There is a self-hosting option for each component.

Library

The CommandBar library refers to the code needed to run CommandBar’s experiences for end users on the client side.

There are two options for hosting the CommandBar library:

  • [Default] Cloud-hosted: using this option, the latest version of CommandBar (which we thoroughly test and QA before deploying to our customers) will be delivered to the client-side on page load, distributed via CommandBar’s CDN for fast load times.
    • This method ensures you and your users receive our latest updates and features.
    • Note: this method requires an API request to the CommandBar API. This request can be proxied behind your company’s API so that requests to https://api.commandbar.com will be hidden from your client-side.
    • We have an impressive availability record, which you can see here.
  • Bundled: when we ship updates to our product, we also publish those updates to a JavaScript Library (here). Enterprise customers can optionally use this library instead of our cloud-hosted library.
    • This means that no API request is required to load CommandBar, making this approach suitable for airgapped environments.
    • This requires customer engineers to upgrade the CommandBar library manually to ensure access to new features.

Config

The CommandBar config refers to the experiences customers create with CommandBar.

There are three options for hosting the CommandBar config:

  • [Default] Cloud-hosted: using this option, configuration changes will be hosted on CommandBar servers and deployed to the client at run-time. This facilitates a no-code deploy experience. A change can be made to your config and immediately made available to customers.
    • Note: this method requires an API request to the CommandBar API. This request can be proxied behind your company’s API so that requests to https://api.commandbar.com will be hidden from your client-side.
  • Customer-hosted: a customer can export their CommandBar config as a .json file and host that file in a static server controlled by the company. This approach eliminates a dependency on the CommandBar API, but requires someone at the customer to manually update the config file when changes wish to be made.
    • Note: when this method is used, certain targeting rules which rely on access to the CommandBar API will be unavailable.
  • Customer-bundled: a customer can export their CommandBar config as a .json file and bundle it along with the CommandBar library into their production code. This eliminates any need for an API request to load the config, and is suitable for airgapped environments.

Analytics

Analytics refers to the destination for events generated from end-user usage of CommandBar, like nudge clicks and command usage

There are three options for CommandBar’s analytics destination, and they are not mutually exclusive.
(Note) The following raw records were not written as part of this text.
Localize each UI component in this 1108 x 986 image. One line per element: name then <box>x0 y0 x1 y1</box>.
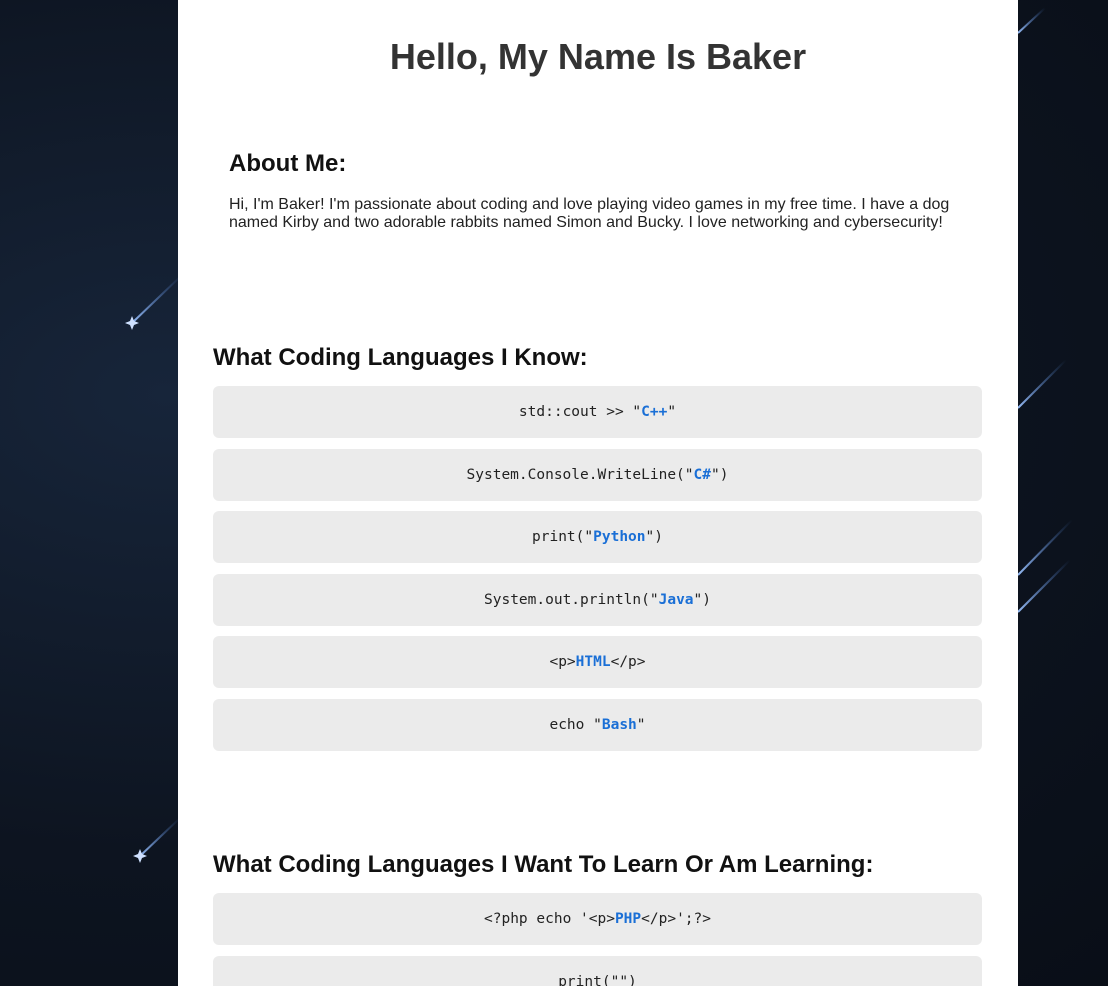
language-name: Bash <box>601 716 637 733</box>
learning-languages-list: <?php echo '<p> PHP </p>';?> print(" ") <box>213 893 982 986</box>
code-suffix: " <box>636 716 646 733</box>
code-prefix: std::cout >> " <box>518 404 642 420</box>
language-item-csharp: System.Console.WriteLine(" C# ") <box>213 448 982 501</box>
code-prefix: <p> <box>549 654 576 670</box>
code-prefix: System.Console.WriteLine(" <box>466 466 694 483</box>
about-heading: About Me: <box>229 150 347 177</box>
language-name: Python <box>593 529 646 545</box>
language-name: C++ <box>641 404 668 420</box>
code-prefix: print(" <box>558 973 620 986</box>
code-prefix: System.out.println(" <box>484 591 659 608</box>
language-item-python: print(" Python ") <box>213 511 982 563</box>
language-name: C# <box>693 466 711 483</box>
language-name: PHP <box>614 911 642 927</box>
code-suffix: ") <box>710 466 729 483</box>
code-prefix: echo " <box>549 716 602 733</box>
language-item-partial: print(" ") <box>213 955 982 986</box>
known-languages-heading: What Coding Languages I Know: <box>213 344 588 371</box>
main-content-card: Hello, My Name Is Baker About Me: Hi, I'… <box>178 0 1018 986</box>
known-languages-list: std::cout >> " C++ " System.Console.WriteL… <box>213 386 982 751</box>
language-name: HTML <box>575 654 611 670</box>
language-item-php: <?php echo '<p> PHP </p>';?> <box>213 893 982 945</box>
learning-languages-heading: What Coding Languages I Want To Learn Or… <box>213 851 874 878</box>
code-suffix: ") <box>645 529 663 545</box>
learning-languages-section: What Coding Languages I Want To Learn Or… <box>213 851 982 986</box>
code-suffix: " <box>667 404 677 420</box>
about-section: About Me: Hi, I'm Baker! I'm passionate … <box>229 150 969 232</box>
code-suffix: ") <box>619 973 637 986</box>
code-prefix: print(" <box>532 529 594 545</box>
language-item-html: <p> HTML </p> <box>213 636 982 688</box>
language-item-bash: echo " Bash " <box>213 698 982 751</box>
code-suffix: ") <box>693 591 711 608</box>
code-suffix: </p>';?> <box>641 911 711 927</box>
page-title: Hello, My Name Is Baker <box>389 36 807 77</box>
language-item-java: System.out.println(" Java ") <box>213 573 982 626</box>
about-text: Hi, I'm Baker! I'm passionate about codi… <box>229 196 950 231</box>
language-item-cpp: std::cout >> " C++ " <box>213 386 982 438</box>
code-prefix: <?php echo '<p> <box>484 911 615 927</box>
language-name: Java <box>658 591 694 608</box>
known-languages-section: What Coding Languages I Know: std::cout … <box>213 344 982 761</box>
code-suffix: </p> <box>610 654 646 670</box>
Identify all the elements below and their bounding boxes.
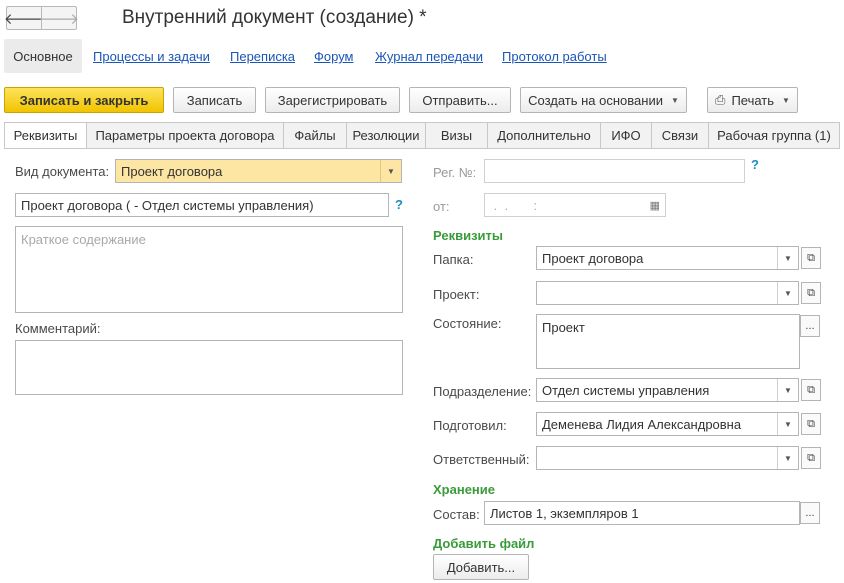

  • [Default] Store with CommandBar: using this approach, analytics events are stored on a CommandBar database keyed using the anonymous user id provided to CommandBar.boot in the customer’s install script. This method gives customer immediate access to analytics dashboards at https://app.commandbar.com.
  • Analytics integrations: CommandBar has integrations with many analytics providers, including Amplitude, Segment, and Heap. Turning on these integrations sends CommandBar-generated events to these destinations. Note that these integrations are proxied by the CommandBar API, and require an API request (which can optionally be proxied through a customer’s API).
  • Custom destination: Customers can choose a custom destination for analytics events and route those events to that destination on the client-side using CommandBar.addEventSubscriber. You can read more about this SDK method here.

In addition, it is possible to turn off analytics completely. This approach is not recommended (because it hampers customers’ ability to iterate on and learn from engagement with CommandBar experiences). However, this may be most suitable for airgap environments.